Si niñas, ¡No nos hagamos! Hacemos que los odiamos pero no podemos vivir sin ellos, y cuando vivimos con ellos los queremos transformar de par en par. ¡No se hagan! ¡Yo las he visto y escuchado! Hay varias de ustedes, niñas, que tienen una lista de cualidades y defectos las cuales repasan antes de salir a una cita. Es más, tengo amigas fresas que los requieren con cierto tipo de vestimenta y cierto tipo de perfumes. Tengo otras amigas por ahí, que no quiero comenzar con nombres pero que son adictas al football, que los prefieren cual Sergio Ramos, con cuerpo y bronceado.
No se les haga raro que en conversación de mujeres (si, porque a su novia le dio por llevarlo ese día a comer con sus amigas, y usted está cual hongo en esa mesa) salga el tema de que el tamaño importa, el dinero también y que no hay peor cosa que un man gordo (pregúntese por qué hablaron del man gordo, si, tóquese el estomago mientras lo hace). Y es que en esas conversaciones sale la experiencia de la una con LA COSA; la historia de la otra con el Looser que jamás va a volver a llamar; el corazón partido de pepita porque siempre se mete con la misma clase de pendejo; la boda de la chismosa de la clase y el novio que se emborracho cinco minutos después de llegar de la iglesia; el hombre tan horrendo que se consiguió la ñoña… créame, si su novia lo quiere, no va a hablar de sus experiencias, así que puede respirar.
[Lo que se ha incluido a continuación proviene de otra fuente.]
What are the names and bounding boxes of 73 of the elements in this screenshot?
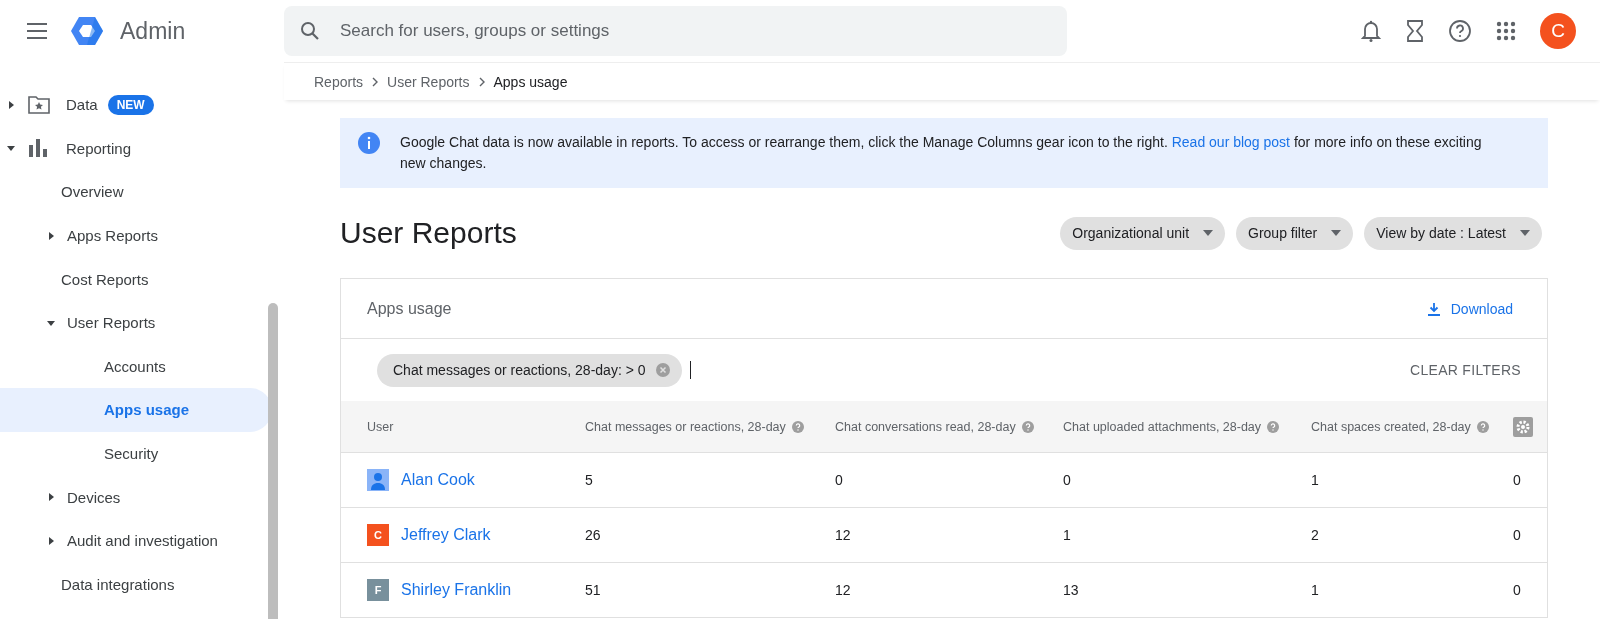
table-cell: 2 <box>1311 527 1319 543</box>
sidebar-item[interactable]: Data NEW <box>0 83 272 127</box>
folder-star-icon <box>28 95 50 114</box>
search-bar[interactable]: Search for users, groups or settings <box>284 6 1067 56</box>
banner-message: Google Chat data is now available in reports. To access or rearrange them, click the Manage Columns gear icon to the right. Read our blog post for more info on these exciting new changes. <box>400 133 1483 173</box>
search-icon <box>300 21 320 41</box>
scrollbar[interactable] <box>268 303 278 619</box>
sidebar-item[interactable]: Devices <box>0 475 272 519</box>
table-cell: 5 <box>585 472 593 488</box>
table-cell: 26 <box>585 527 601 543</box>
breadcrumb-link[interactable]: Apps usage <box>493 73 568 90</box>
column-header: Chat conversations read, 28-day <box>835 401 1063 453</box>
column-header: User <box>341 401 585 453</box>
new-badge: NEW <box>107 94 154 115</box>
column-header: Chat uploaded attachments, 28-day <box>1063 401 1311 453</box>
breadcrumb-link[interactable]: User Reports <box>387 73 470 90</box>
info-icon <box>358 132 380 154</box>
table-cell: 0 <box>1513 582 1521 598</box>
table-cell: 12 <box>835 582 851 598</box>
user-avatar: F <box>367 579 389 601</box>
download-icon <box>1426 301 1441 316</box>
sidebar-item[interactable]: Security <box>0 431 272 476</box>
sidebar-item[interactable]: Audit and investigation <box>0 518 272 563</box>
sidebar-item[interactable]: User Reports <box>0 300 272 345</box>
table-cell: 12 <box>835 527 851 543</box>
table-cell: 1 <box>1311 472 1319 488</box>
filter-dropdown[interactable]: View by date : Latest <box>1364 216 1542 250</box>
table-cell: 0 <box>1063 472 1071 488</box>
table-cell: 0 <box>1513 472 1521 488</box>
table-cell: 0 <box>835 472 843 488</box>
sidebar-item[interactable]: Apps Reports <box>0 213 272 258</box>
panel-title: Apps usage <box>367 299 452 318</box>
dropdown-arrow-icon <box>1520 230 1530 236</box>
filter-dropdown[interactable]: Group filter <box>1236 216 1354 250</box>
column-header: Chat spaces created, 28-day <box>1311 401 1513 453</box>
menu-icon <box>26 23 48 39</box>
caret-right-icon[interactable] <box>46 230 56 241</box>
caret-right-icon[interactable] <box>46 492 56 503</box>
breadcrumb-link[interactable]: Reports <box>314 73 364 90</box>
app-name: Admin <box>120 17 186 45</box>
user-link[interactable]: Jeffrey Clark <box>401 526 491 544</box>
dropdown-arrow-icon <box>1331 230 1342 236</box>
table-cell: 51 <box>585 582 601 598</box>
settings-icon[interactable] <box>1513 416 1533 437</box>
user-link[interactable]: Alan Cook <box>401 471 475 489</box>
sidebar-item[interactable]: Data integrations <box>0 562 272 607</box>
user-avatar-icon <box>367 469 389 491</box>
caret-right-icon[interactable] <box>46 535 56 546</box>
filter-dropdown[interactable]: Organizational unit <box>1060 216 1226 250</box>
user-link[interactable]: Shirley Franklin <box>401 581 512 599</box>
clear-filters-button[interactable]: CLEAR FILTERS <box>1404 361 1527 379</box>
caret-right-icon[interactable] <box>6 99 16 110</box>
table-cell: 1 <box>1311 582 1319 598</box>
table-cell: 1 <box>1063 527 1071 543</box>
sidebar-item[interactable]: Cost Reports <box>0 257 272 301</box>
sidebar-item[interactable]: Reporting <box>0 126 272 171</box>
bar-chart-icon <box>28 139 48 158</box>
filter-chip[interactable]: Chat messages or reactions, 28-day: > 0 <box>377 353 682 387</box>
table-cell: 13 <box>1063 582 1079 598</box>
chevron-right-icon <box>477 76 486 87</box>
blog-post-link[interactable]: Read our blog post <box>1171 134 1290 150</box>
hexagon-logo-icon <box>70 16 104 46</box>
column-header: Chat messages or reactions, 28-day <box>585 401 835 453</box>
page-title: User Reports <box>340 216 517 250</box>
filter-chip-label: Chat messages or reactions, 28-day: > 0 <box>393 362 646 378</box>
search-input[interactable]: Search for users, groups or settings <box>338 20 1051 42</box>
sidebar-item[interactable]: Overview <box>0 170 272 214</box>
download-button[interactable]: Download <box>1420 299 1519 318</box>
chevron-right-icon <box>371 76 380 87</box>
sidebar-item[interactable]: Accounts <box>0 344 272 389</box>
dropdown-arrow-icon <box>1203 230 1214 236</box>
table-cell: 0 <box>1513 527 1521 543</box>
user-avatar: C <box>367 524 389 546</box>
Hay otras que somos bien freaks que tratamos de buscar el prototipo de hombre igualito al personaje favorito de nuestra serie favorita… mírenme a mí con Merlín: alto (1.85), ojos azules, cabello negro, blaaaancoo, flaaaco, inteligente, apasionado, chistoso… ¿ya me captaron? Yo sé, yo soy bien freak.
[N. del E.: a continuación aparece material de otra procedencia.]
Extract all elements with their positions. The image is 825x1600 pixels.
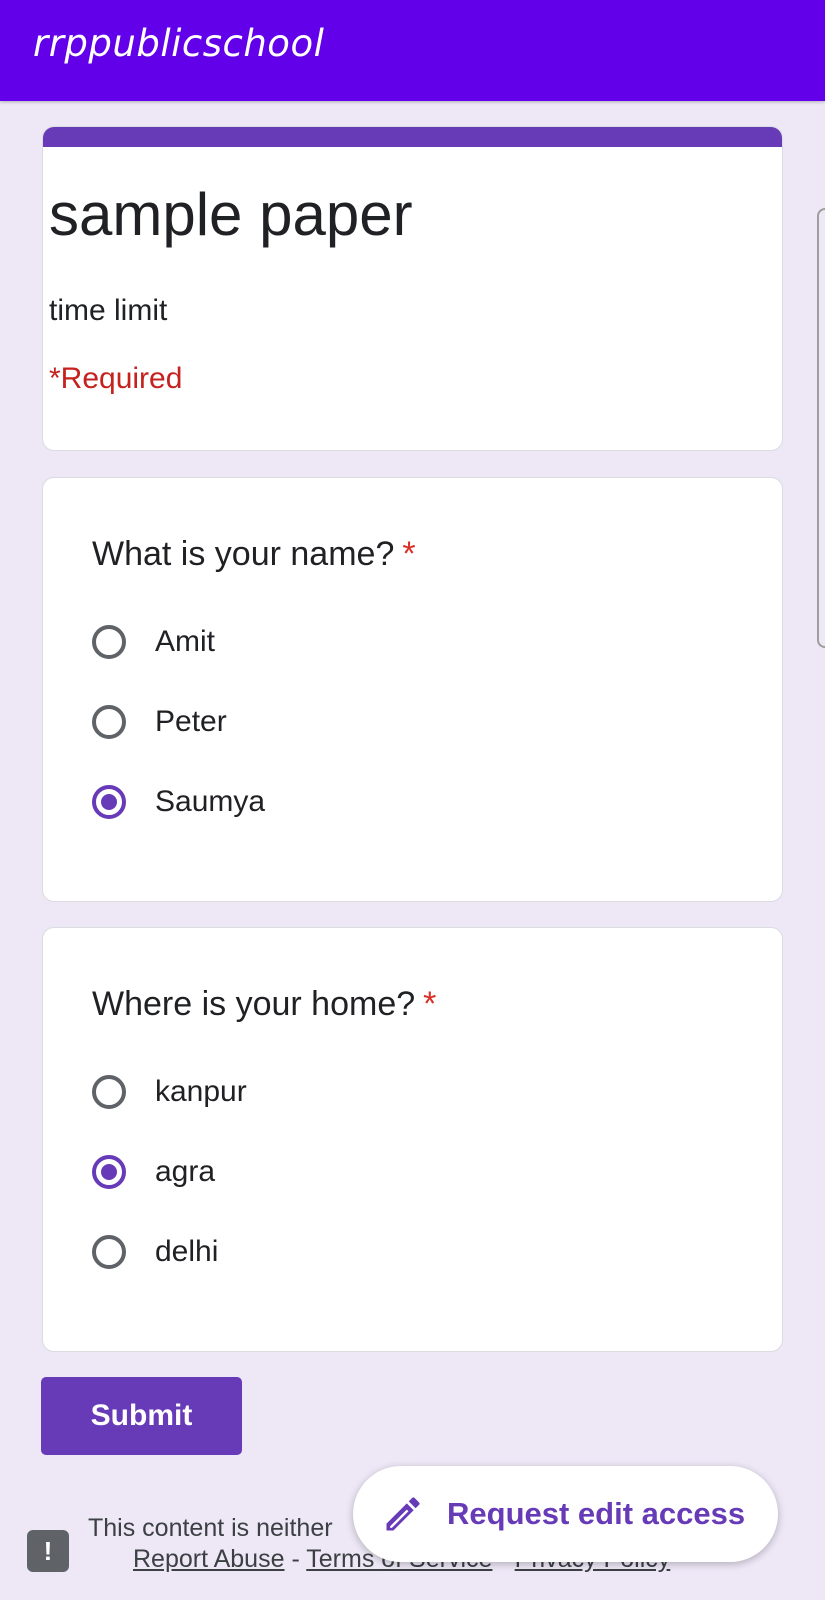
radio-option-peter[interactable]: Peter — [92, 697, 227, 747]
feedback-icon[interactable]: ! — [27, 1530, 69, 1572]
question-title-text: Where is your home? — [92, 985, 416, 1023]
app-header: rrppublicschool — [0, 0, 825, 101]
request-edit-label: Request edit access — [447, 1496, 746, 1531]
radio-button[interactable] — [92, 1235, 126, 1269]
form-description: time limit — [49, 294, 168, 327]
radio-option-delhi[interactable]: delhi — [92, 1227, 218, 1277]
submit-button[interactable]: Submit — [41, 1377, 242, 1455]
footer-notice: This content is neither — [88, 1514, 333, 1542]
scrollbar-edge[interactable] — [817, 208, 825, 648]
radio-button[interactable] — [92, 1075, 126, 1109]
radio-button[interactable] — [92, 705, 126, 739]
question-card-name: What is your name? * Amit Peter Saumya — [42, 477, 783, 902]
option-label: delhi — [155, 1235, 219, 1268]
header-accent-bar — [43, 127, 782, 147]
option-label: Amit — [155, 625, 215, 658]
radio-button-selected[interactable] — [92, 785, 126, 819]
footer-separator: - — [284, 1545, 307, 1573]
question-title: What is your name? * — [92, 535, 416, 574]
radio-button[interactable] — [92, 625, 126, 659]
question-title: Where is your home? * — [92, 985, 436, 1024]
required-note: *Required — [49, 362, 183, 395]
required-star: * — [423, 985, 437, 1023]
form-header-card — [42, 126, 783, 451]
option-label: Peter — [155, 705, 227, 738]
required-star: * — [402, 535, 416, 573]
app-brand: rrppublicschool — [33, 22, 325, 65]
report-abuse-link[interactable]: Report Abuse — [133, 1545, 285, 1573]
question-title-text: What is your name? — [92, 535, 395, 573]
radio-option-kanpur[interactable]: kanpur — [92, 1067, 247, 1117]
pencil-icon — [381, 1492, 425, 1536]
question-card-home: Where is your home? * kanpur agra delhi — [42, 927, 783, 1352]
radio-option-agra[interactable]: agra — [92, 1147, 215, 1197]
option-label: Saumya — [155, 785, 266, 818]
request-edit-access-button[interactable]: Request edit access — [353, 1466, 778, 1562]
radio-option-amit[interactable]: Amit — [92, 617, 215, 667]
form-title: sample paper — [49, 181, 413, 248]
radio-option-saumya[interactable]: Saumya — [92, 777, 265, 827]
option-label: agra — [155, 1155, 216, 1188]
radio-button-selected[interactable] — [92, 1155, 126, 1189]
option-label: kanpur — [155, 1075, 247, 1108]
Es que niñas, nosotras sí que aspiramos a un George Clooney o un Brad Pitt… pero entendámoslo, allá los hacen, los crean… mientras a uno le toca vivir en el mundo real, con hombres reales, que no cumplen ni la cuarta parte de esa lista de cualidades pero que si cumplen todas las imperfecciones en la lista de los defectos, es más, hay quienes hacen que esa lista crezca... ¡NO OSORIO, NI MEDINA, NI PEÑA! ¡NO HABLO DE USTEDES!
Pero volvamos con la perfección. Sí, porque hay hombres perfectos… que aún no hayamos encontrado el primero en este mundo real es otra cosa. Personalmente, mi hombre perfecto (a parte de lo ya mencionado) es uno cariñoso, leal, respetuoso, responsable, comprometido, que tenga ganas de salir adelante, que entienda que necesito de mis espacios, que entienda que no le voy a hacer una escena de celos porque se va a rumbear con sus amigos y amigas, pero que en el momento en el que sea pillado haciendo de las suyas ha dado vía abierta para recibir una prueba de su propia medicina (y lo haré muy descaradamente). Mi hombre perfecto no le gusta el football, ni le gusta fumar, y no es de los que se emborracha. Él deberá comprender que soy medio rubia y que sin duda alguna soy tal como Serena Tsukino. Deberá entender que antes de tener sexo va a ser testeado demasiadas veces, hasta ganarse lo que ha pedido. Eso sí, debe ser muy creativo. Mi hombre perfecto no tendrá vergüenza de mí, es más, me amará tal como soy.